Malaysia Reimposes Partial Lockdown

Interstate travel is being banned and all non-essential businesses will close for the next two weeks in areas such as Johor, Kuala Lumpur, Melaka, and Sabah.

A bird’s-eye view of the UNESCO-listed historic center of Melaka. (Photo: Lloyd Alozie/Unsplash)

Less than a week after Malaysia logged a record daily high of 3,027 new coronavirus infections, Prime Minister Muhyiddin Yassin announced strict new curbs yesterday evening in a televised address to the nation. “The situation today is indeed very alarming,” he said. “Our healthcare system is under tremendous pressure now [more] than at any other time since the start of the pandemic.”

From tomorrow until January 26, a Movement Control Order (MCO) will be in effect in eight of the country’s hardest-hit states and federal territories, namely Johor, Kuala Lumpur, Labuan, Melaka, Penang, Putrajaya, Selangor, and Sabah. These regions are home to roughly 20 million people out of Malaysia’s total population of 32 million. Unlike the MCO imposed nationwide between March and May last year, individual states have been assigned different restrictions according to a three-tiered system depending on the severity of their local outbreaks. Kedah, Kelantan, Negeri Sembilan, Pahang, Perak, and Terengganu are being placed under the slightly less stringent conditional MCO, while Perlis and Sarawak will be subject to the lowest level of restrictions, or recovery MCO.

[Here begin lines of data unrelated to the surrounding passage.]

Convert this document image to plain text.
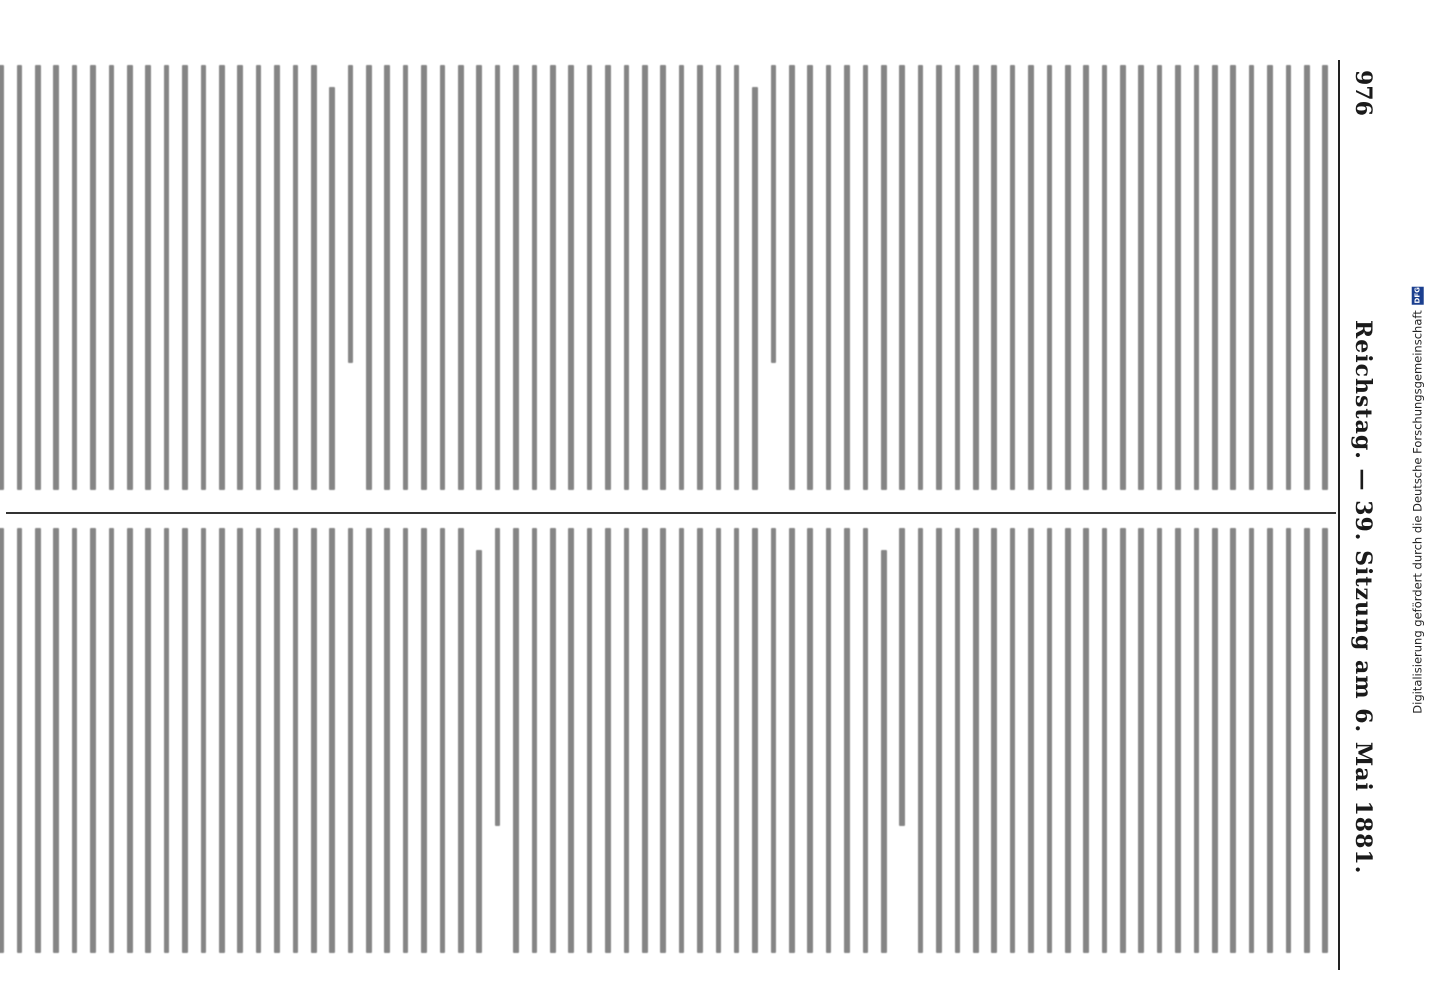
976
Reichstag. — 39. Sitzung am 6. Mai 1881.	Digitalisierung gefördert durch die Deutsche Forschungsgemeinschaft
DFG
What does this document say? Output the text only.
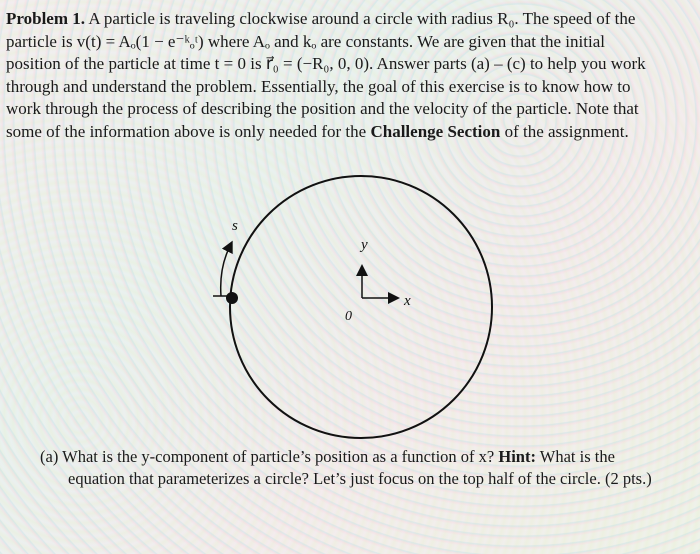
Problem 1. A particle is traveling clockwise around a circle with radius R₀. The speed of the
particle is v(t) = Aₒ(1 − e⁻ᵏₒᵗ) where Aₒ and kₒ are constants. We are given that the initial
position of the particle at time t = 0 is r⃗₀ = (−R₀, 0, 0). Answer parts (a) – (c) to help you work
through and understand the problem. Essentially, the goal of this exercise is to know how to
work through the process of describing the position and the velocity of the particle. Note that
some of the information above is only needed for the Challenge Section of the assignment.
s
y
x
0
(a) What is the y-component of particle’s position as a function of x? Hint: What is the
equation that parameterizes a circle? Let’s just focus on the top half of the circle. (2 pts.)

Across Malaysia, interstate travel will be banned and roadblocks set up at midnight tonight in MCO areas, where just two people per household are allowed in a vehicle to buy essential supplies. Traveling between districts within MCO areas will also be prohibited. Dine-in services at eateries are being suspended for the moment, with venues only permitted to offer takeout. Restaurants in regions under conditional and recovery MCO can continue serving customers inside their premises with strict safety measures in place. Muhyiddin added that all mass gatherings and group sports will be temporarily banned in MCO and conditional MCO areas; social activities can only go ahead only in Perlis and Sarawak. Based on its continuous risk assessments, Malaysia’s health ministry will decide whether the lockdown needs to be extended before the two-week period is over.